A second driver in the same year was the requirement by the EU that all member states should ban age discrimination in employment and training. This is due to come into effect in October 2006 but has caused huge debate amongst employers and others. There is very good evidence that older workers are discriminated against in the workplace, to the detriment of their own incomes and quality of life, the national skills base and the economy as a whole. But old prejudices die hard and age and capacity are still linked in people’s minds.
However older people experience discrimination in a wide range of other aspects of life. Help the Aged published a collection of older people’s accounts of the discrimination they come up against called ‘Everyday age discrimination’ , and this includes examples of age discrimination in travel and car insurance, car hire, banking, special offers from retailers, educational opportunities, advertising and the media (the language that is sometimes used about older people has to be seen to be believed), social security, public life, volunteering, health services, social care and so on.
This discrimination can have a profound effect on people’s lives. It can affect their incomes, their opportunities and their well being, and make them feel that they are no longer valued customers and members of society. For example, people who become disabled before the age of 65 are eligible to apply for Disability Living Allowance and for assistance from the Independent Living Fund, while those who become disabled over that age are only eligible for Attendance Allowance, which is less generous and does not include a sum (which can be up to £41 a week) to help with mobility. And yet the government says that it wants to enable older people to remain independent for as long as possible…
One important piece of legislation which came into effect in 2000 is the Human Rights Act. This guarantees certain fundamental rights and freedoms, like the right to life, the right to be free from inhuman or degrading treatment, and the right to privacy and family life. These apply to everybody, whatever their characteristics, simply by virtue of being human; the Act bans discrimination on any grounds including age. All public services are legally required to respect these rights and freedoms, but it has become clear that most of them still need to take these rights to heart. In health and social care in particular, the human rights of those receiving these services are particularly at risk, since people may literally be dependent on those services for the quality of their lives, and when things go wrong, they can go very badly wrong. There is a lot to do to make human rights a reality for a lot of older people .

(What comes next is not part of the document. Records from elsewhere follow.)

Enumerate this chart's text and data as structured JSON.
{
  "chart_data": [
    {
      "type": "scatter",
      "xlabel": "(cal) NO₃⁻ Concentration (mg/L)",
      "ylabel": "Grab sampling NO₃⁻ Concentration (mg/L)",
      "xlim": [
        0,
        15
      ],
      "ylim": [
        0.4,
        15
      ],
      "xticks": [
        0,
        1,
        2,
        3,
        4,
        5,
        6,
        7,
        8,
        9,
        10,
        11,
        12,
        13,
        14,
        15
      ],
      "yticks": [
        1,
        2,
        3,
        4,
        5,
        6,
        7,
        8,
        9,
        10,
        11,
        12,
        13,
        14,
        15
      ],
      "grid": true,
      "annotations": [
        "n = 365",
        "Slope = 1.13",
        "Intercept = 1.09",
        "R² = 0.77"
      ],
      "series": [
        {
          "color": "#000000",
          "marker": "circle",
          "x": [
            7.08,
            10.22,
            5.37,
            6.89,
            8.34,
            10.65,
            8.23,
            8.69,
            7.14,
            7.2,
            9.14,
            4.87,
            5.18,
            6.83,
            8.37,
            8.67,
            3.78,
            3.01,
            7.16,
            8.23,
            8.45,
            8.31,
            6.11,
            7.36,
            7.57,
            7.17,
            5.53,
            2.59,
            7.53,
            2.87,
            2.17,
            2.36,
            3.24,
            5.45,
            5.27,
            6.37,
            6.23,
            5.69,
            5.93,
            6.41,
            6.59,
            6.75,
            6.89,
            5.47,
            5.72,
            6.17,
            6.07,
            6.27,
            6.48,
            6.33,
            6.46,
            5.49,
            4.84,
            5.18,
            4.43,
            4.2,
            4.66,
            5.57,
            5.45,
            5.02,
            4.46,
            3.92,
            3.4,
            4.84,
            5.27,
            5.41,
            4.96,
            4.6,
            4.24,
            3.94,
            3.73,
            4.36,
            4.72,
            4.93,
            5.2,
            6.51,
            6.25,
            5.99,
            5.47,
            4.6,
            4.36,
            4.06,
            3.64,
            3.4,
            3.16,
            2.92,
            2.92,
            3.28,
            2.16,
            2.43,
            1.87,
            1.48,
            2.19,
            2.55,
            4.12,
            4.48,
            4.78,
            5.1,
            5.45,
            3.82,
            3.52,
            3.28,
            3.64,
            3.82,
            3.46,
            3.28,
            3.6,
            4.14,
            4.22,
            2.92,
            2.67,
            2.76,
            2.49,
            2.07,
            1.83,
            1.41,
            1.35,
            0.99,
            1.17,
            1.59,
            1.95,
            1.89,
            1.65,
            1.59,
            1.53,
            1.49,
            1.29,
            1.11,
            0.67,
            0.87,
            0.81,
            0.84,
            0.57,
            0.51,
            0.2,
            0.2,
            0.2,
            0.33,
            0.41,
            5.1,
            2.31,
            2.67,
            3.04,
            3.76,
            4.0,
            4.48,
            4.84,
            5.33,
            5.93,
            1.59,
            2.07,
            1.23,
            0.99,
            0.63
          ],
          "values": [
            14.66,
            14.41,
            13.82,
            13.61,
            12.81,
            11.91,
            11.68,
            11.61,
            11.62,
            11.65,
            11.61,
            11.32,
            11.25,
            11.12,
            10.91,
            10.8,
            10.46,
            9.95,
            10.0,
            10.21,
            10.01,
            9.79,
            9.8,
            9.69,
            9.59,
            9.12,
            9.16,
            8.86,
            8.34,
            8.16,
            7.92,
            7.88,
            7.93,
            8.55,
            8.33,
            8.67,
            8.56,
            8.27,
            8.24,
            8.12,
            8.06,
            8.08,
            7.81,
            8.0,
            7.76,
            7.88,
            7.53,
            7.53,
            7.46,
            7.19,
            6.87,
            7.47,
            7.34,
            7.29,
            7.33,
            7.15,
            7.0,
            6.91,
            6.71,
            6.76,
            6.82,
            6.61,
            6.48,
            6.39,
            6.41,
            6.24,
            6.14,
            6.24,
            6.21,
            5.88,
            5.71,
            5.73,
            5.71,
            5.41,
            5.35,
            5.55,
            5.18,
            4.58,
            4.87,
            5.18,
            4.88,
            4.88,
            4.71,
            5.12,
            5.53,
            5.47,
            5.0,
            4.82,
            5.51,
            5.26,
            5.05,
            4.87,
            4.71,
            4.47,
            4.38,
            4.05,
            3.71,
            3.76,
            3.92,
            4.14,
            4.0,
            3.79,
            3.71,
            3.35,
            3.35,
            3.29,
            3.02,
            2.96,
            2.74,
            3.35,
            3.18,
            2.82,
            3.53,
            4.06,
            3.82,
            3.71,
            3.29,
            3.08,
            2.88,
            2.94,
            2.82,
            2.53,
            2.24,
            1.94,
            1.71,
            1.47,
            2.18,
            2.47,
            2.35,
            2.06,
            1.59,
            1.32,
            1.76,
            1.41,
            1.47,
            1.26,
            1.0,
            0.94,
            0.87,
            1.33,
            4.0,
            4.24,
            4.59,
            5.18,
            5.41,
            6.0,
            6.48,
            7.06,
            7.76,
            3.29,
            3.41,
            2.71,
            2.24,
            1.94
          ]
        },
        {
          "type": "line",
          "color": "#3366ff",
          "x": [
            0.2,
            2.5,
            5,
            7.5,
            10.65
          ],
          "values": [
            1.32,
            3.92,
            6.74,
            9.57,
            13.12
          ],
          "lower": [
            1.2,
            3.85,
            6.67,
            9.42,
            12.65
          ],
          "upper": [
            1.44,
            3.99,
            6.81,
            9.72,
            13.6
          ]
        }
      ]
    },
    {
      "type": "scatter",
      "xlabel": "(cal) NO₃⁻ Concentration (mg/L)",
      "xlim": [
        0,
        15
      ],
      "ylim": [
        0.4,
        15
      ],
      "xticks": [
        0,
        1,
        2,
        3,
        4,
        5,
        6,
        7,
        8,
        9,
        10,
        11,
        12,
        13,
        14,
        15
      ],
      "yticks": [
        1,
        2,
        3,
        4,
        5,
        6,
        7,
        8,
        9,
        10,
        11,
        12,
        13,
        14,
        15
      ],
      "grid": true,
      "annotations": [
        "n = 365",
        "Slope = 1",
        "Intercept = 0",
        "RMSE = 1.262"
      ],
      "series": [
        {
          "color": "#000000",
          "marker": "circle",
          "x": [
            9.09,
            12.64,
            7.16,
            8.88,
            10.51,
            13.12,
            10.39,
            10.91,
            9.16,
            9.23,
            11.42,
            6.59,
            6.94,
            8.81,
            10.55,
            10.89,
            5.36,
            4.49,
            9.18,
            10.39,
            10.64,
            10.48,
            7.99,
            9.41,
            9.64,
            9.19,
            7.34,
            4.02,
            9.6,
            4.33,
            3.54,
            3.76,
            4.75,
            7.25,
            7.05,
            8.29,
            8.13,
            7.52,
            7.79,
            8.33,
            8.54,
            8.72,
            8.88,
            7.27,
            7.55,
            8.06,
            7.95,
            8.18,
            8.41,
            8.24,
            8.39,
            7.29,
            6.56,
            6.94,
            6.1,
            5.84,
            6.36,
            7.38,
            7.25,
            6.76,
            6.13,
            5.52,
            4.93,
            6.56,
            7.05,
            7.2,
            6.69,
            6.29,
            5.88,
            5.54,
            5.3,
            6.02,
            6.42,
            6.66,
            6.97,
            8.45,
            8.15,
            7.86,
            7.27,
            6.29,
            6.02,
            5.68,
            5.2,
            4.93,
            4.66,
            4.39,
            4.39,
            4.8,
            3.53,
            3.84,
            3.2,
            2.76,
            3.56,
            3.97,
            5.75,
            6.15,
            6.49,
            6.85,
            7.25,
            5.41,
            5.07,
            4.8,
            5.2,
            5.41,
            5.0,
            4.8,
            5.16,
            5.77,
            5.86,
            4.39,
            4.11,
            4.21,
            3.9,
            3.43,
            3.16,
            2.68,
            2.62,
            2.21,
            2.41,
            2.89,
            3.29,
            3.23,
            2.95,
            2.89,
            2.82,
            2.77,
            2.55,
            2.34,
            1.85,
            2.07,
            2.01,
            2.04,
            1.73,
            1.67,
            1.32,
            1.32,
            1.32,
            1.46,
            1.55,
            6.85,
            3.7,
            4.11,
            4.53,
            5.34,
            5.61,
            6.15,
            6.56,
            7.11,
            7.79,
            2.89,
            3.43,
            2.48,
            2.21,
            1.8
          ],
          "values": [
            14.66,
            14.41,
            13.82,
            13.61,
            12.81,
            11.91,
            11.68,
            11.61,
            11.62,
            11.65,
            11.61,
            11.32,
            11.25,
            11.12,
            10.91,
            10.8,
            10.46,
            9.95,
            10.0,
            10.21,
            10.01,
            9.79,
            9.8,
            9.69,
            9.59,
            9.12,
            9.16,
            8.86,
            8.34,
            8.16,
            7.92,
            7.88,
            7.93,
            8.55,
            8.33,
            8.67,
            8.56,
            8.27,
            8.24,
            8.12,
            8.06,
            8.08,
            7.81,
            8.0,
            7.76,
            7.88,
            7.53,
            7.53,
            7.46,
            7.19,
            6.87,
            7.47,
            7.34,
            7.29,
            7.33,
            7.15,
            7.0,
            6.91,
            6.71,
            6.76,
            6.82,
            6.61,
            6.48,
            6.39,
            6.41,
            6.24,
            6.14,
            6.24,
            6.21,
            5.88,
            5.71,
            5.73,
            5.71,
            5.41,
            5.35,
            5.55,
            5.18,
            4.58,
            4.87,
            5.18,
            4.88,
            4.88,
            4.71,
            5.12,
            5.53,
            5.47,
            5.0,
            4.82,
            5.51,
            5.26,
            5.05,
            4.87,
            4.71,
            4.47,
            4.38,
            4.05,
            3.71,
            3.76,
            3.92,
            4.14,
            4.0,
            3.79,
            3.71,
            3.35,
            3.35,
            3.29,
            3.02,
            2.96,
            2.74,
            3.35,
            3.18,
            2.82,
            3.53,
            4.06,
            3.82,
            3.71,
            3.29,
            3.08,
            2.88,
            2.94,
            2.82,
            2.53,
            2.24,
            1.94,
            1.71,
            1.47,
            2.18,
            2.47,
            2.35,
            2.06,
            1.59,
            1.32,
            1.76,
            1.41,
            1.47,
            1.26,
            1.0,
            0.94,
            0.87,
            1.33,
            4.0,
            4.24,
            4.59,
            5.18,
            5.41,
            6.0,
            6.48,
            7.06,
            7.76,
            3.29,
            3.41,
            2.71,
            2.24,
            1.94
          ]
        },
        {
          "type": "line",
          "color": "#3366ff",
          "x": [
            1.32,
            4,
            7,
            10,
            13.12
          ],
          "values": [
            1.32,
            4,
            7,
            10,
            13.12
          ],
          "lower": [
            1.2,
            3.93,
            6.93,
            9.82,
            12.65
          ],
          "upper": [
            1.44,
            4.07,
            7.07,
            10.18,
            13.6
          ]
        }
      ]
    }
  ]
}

Fortunately, there are strong signs of progress on the horizon. The Government is proposing to set up a Commission for Equality and Human Rights by 2007, which will include age in its remit, alongside race, gender, disability, sexual orientation and religion or belief . This Commission will have a duty to promote equality and human rights and the power to enforce anti-discrimination legislation. Age is still a long way behind some of the more readily recognised forms of discrimination: while we will have legislation to ban age discrimination in employment and training, there is as yet not law against age discrimination with regard to goods, facilities and services and (in most parts of the UK) no duty on public bodies to promote age equality. But alongside the establishment of the new Commission, the Government has promised a review of equality legislation, to create a simpler and more consistent legal framework. This will be our chance to ensure that age discrimination is taken just as seriously as other forms of discrimination and has equal legal protection. Older people and their friends and families need to make it clear that they will stand for nothing less than equality and respect for their human rights.